You can't choose your family, so it goes.

Satirical science-fiction war history books don't have too much time to discuss family issues, there's enough going on. However, ruminating on the big ideas Kurt Vonnegut's unique tale Slaughterhouse Five alludes to, a new approach to the argument of fate vs. free will emerges and applies to the question of individuality.

Tralfamadorian mantras teach us to go with the flow, "so it goes". Their all encompassing view of time, the goal to be "unstuck" from the "amber" that holds us, actually seems to me a more binding theory. In regards to the individuality issue, a Tralfamadorian would simply state that one was born to his or her parents, and that moment and the moments that shaped said being have, are, and will always be in existence the way they were meant to be. The idea of a deviant cannot exist if their concept were to be taken very literally.
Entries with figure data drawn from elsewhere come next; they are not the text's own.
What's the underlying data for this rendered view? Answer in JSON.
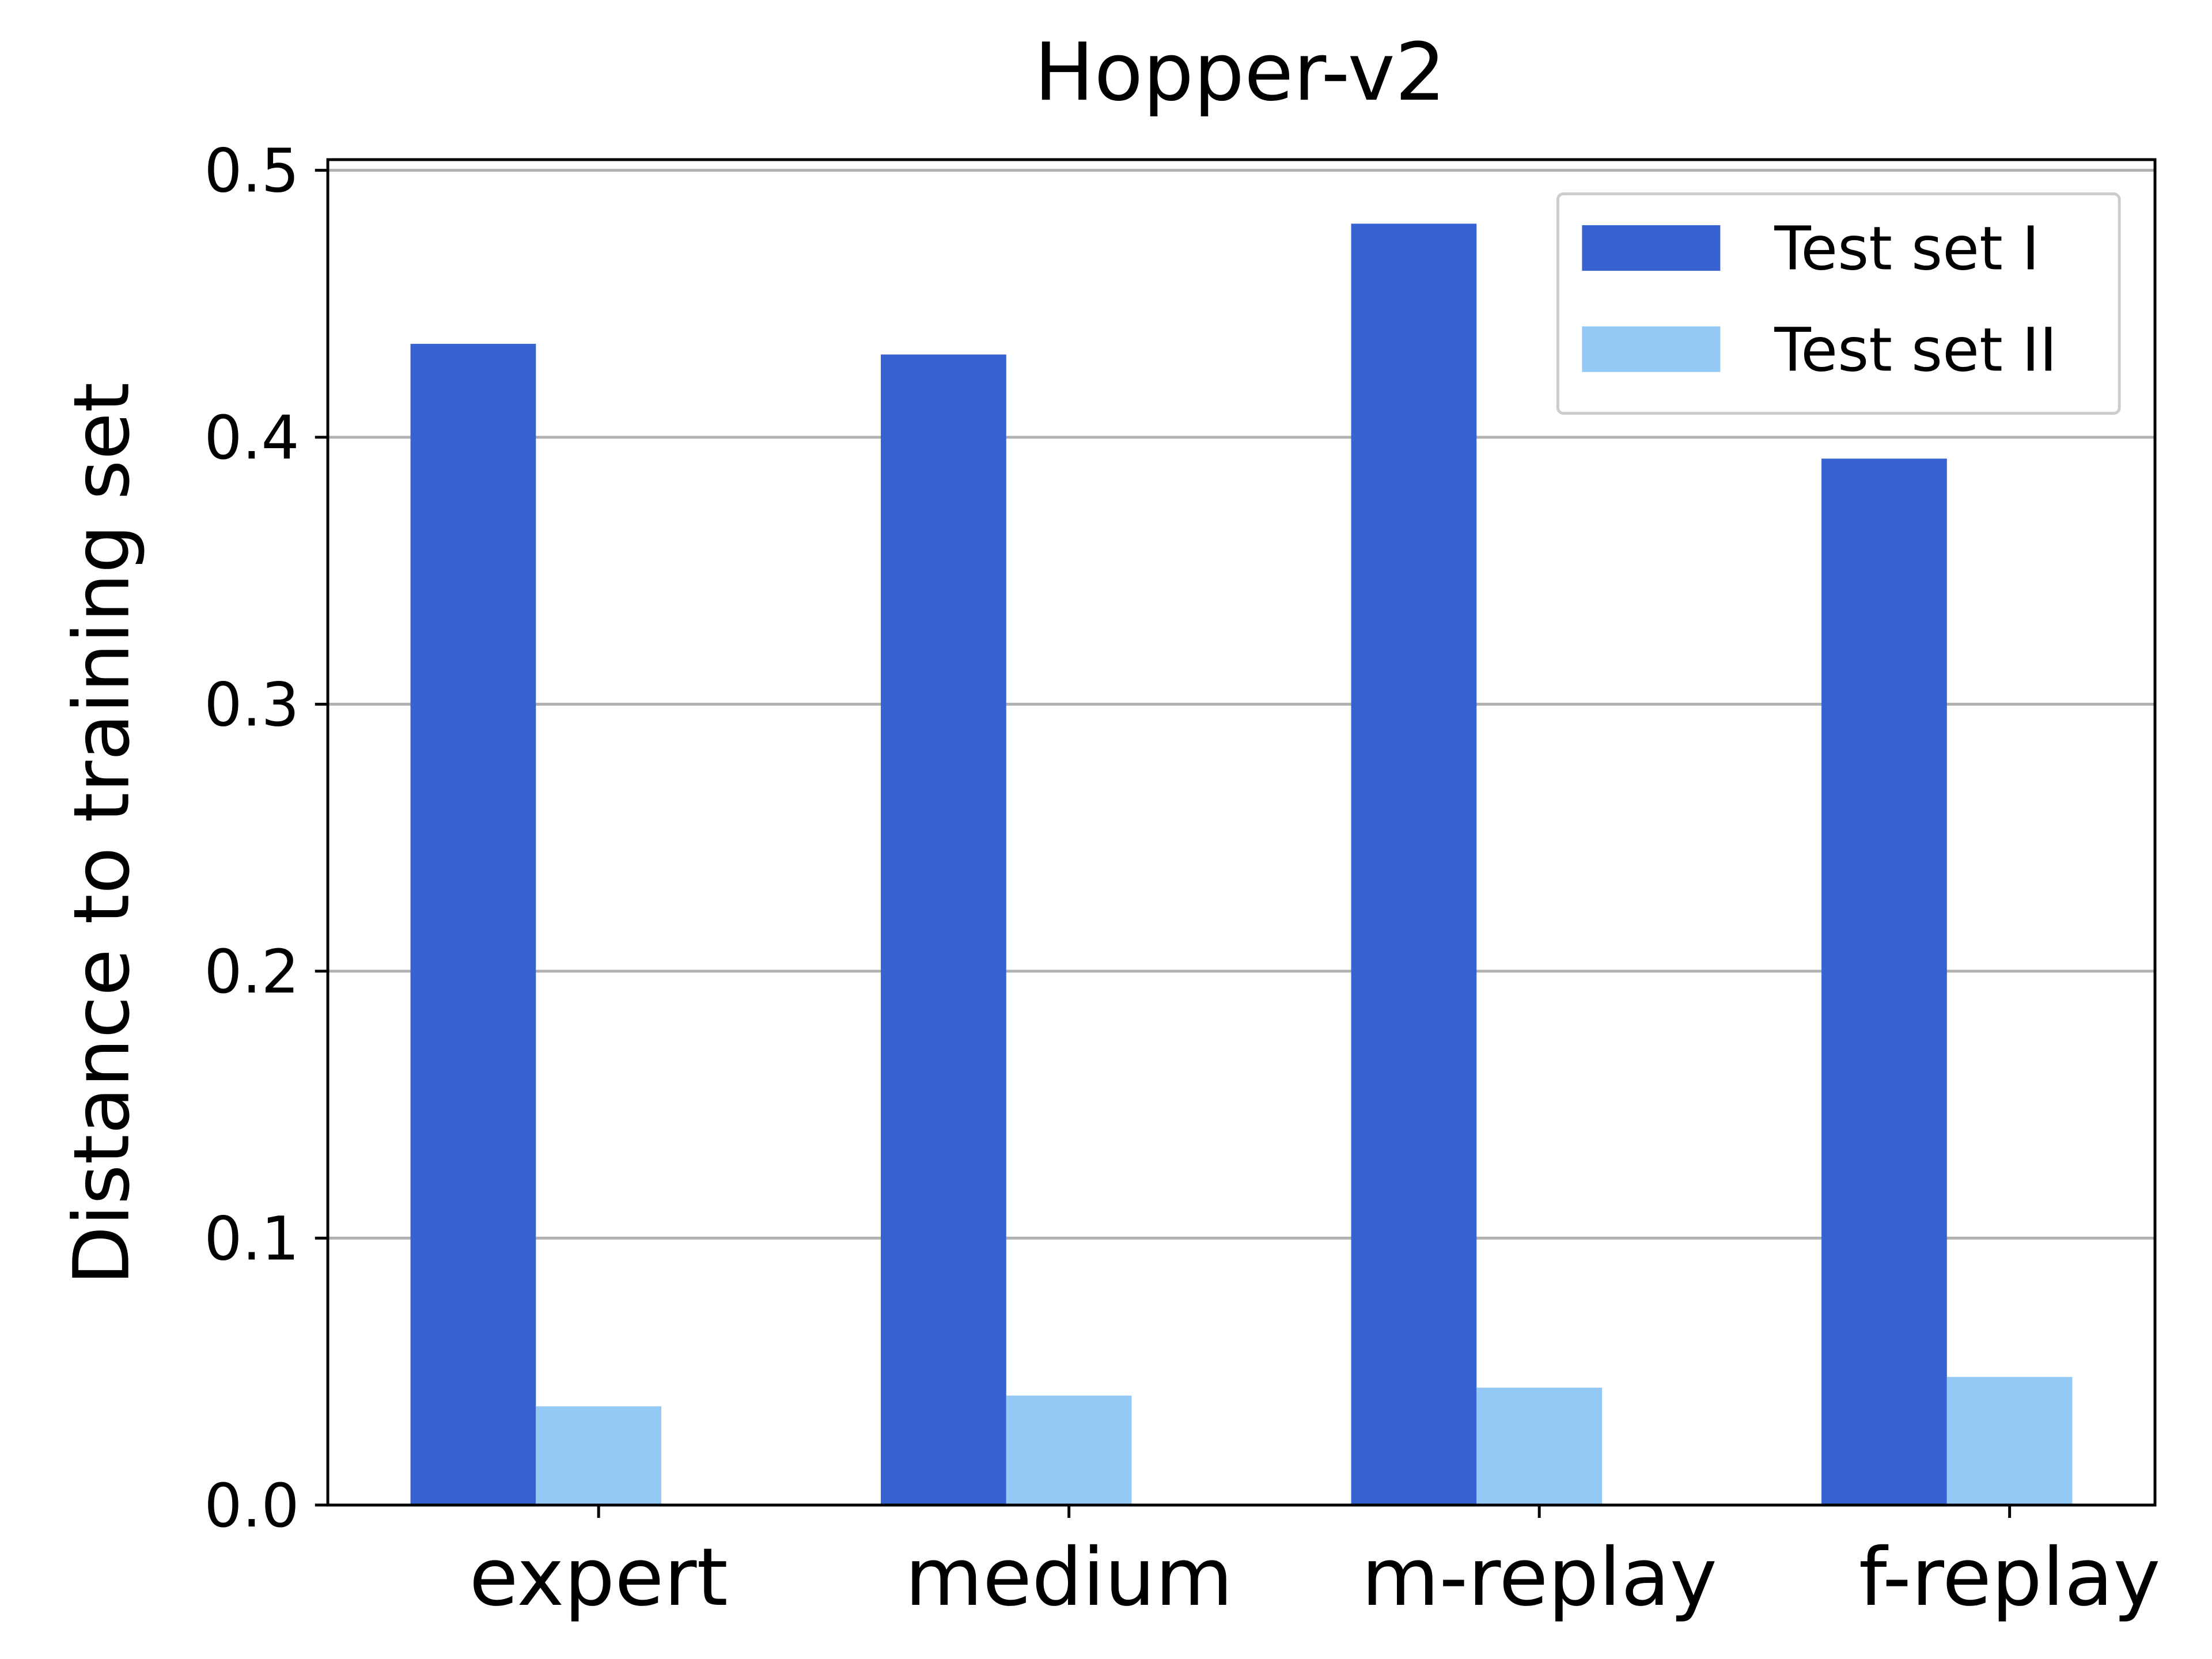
{
  "chart_data": {
    "type": "bar",
    "title": "Hopper-v2",
    "y_label": "Distance to training set",
    "categories": [
      "expert",
      "medium",
      "m-replay",
      "f-replay"
    ],
    "series": [
      {
        "name": "Test set I",
        "color": "#3762d1",
        "values": [
          0.435,
          0.431,
          0.48,
          0.392
        ]
      },
      {
        "name": "Test set II",
        "color": "#94c9f5",
        "values": [
          0.037,
          0.041,
          0.044,
          0.048
        ]
      }
    ],
    "ylim": [
      0,
      0.504
    ],
    "yticks": [
      {
        "value": 0,
        "label": "0.0"
      },
      0.1,
      0.2,
      0.3,
      0.4,
      0.5
    ],
    "grid": true,
    "legend": "upper right"
  }
}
By the way the aliens present their theory, itt sounds like good living without the consciousness of time, surfing moments as they pass. However, the fact that one's personality as they grow can be questioned stems from us "Earthlings" being more concerned with free will. It's a bottomless concept and goes against the seemingly peaceful wisdom of the Tralfamadorians, but I would say it's a key vehicle of change.
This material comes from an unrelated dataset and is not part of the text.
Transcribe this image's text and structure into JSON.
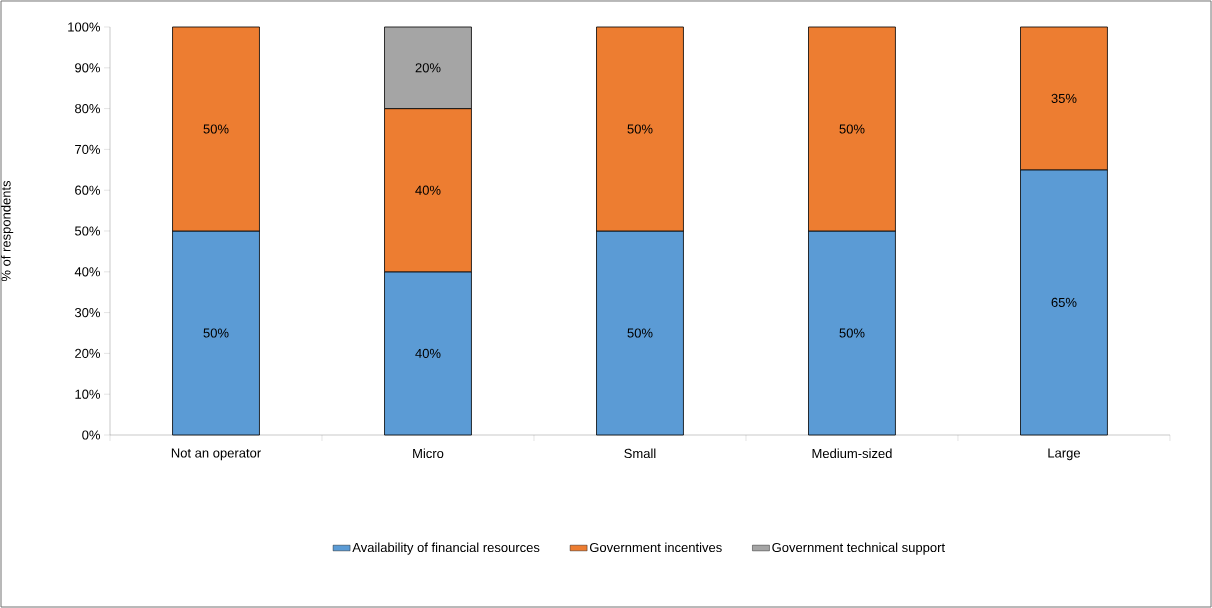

None of us wish to be exactly like our parents. Evolution of ideas and modifications of the system would not have it. Humans may rebel against the system a bit too often or try to take matters into their own hands, despite some wisdom from parent's experiential guidance. But the guts to go against time's mandates, being neither stuck or unstuck as the Tralfamadorian dictionary would describe it, I think brings us to enlightenment and mostly good development.

I would rather we not all be of the same, or seven different sexes, all with no distinct characterization. A crowd of palm faces and plunger butts with no want of control, aware of their imminent doom because one guy pushes a button. That kinda freaks me out.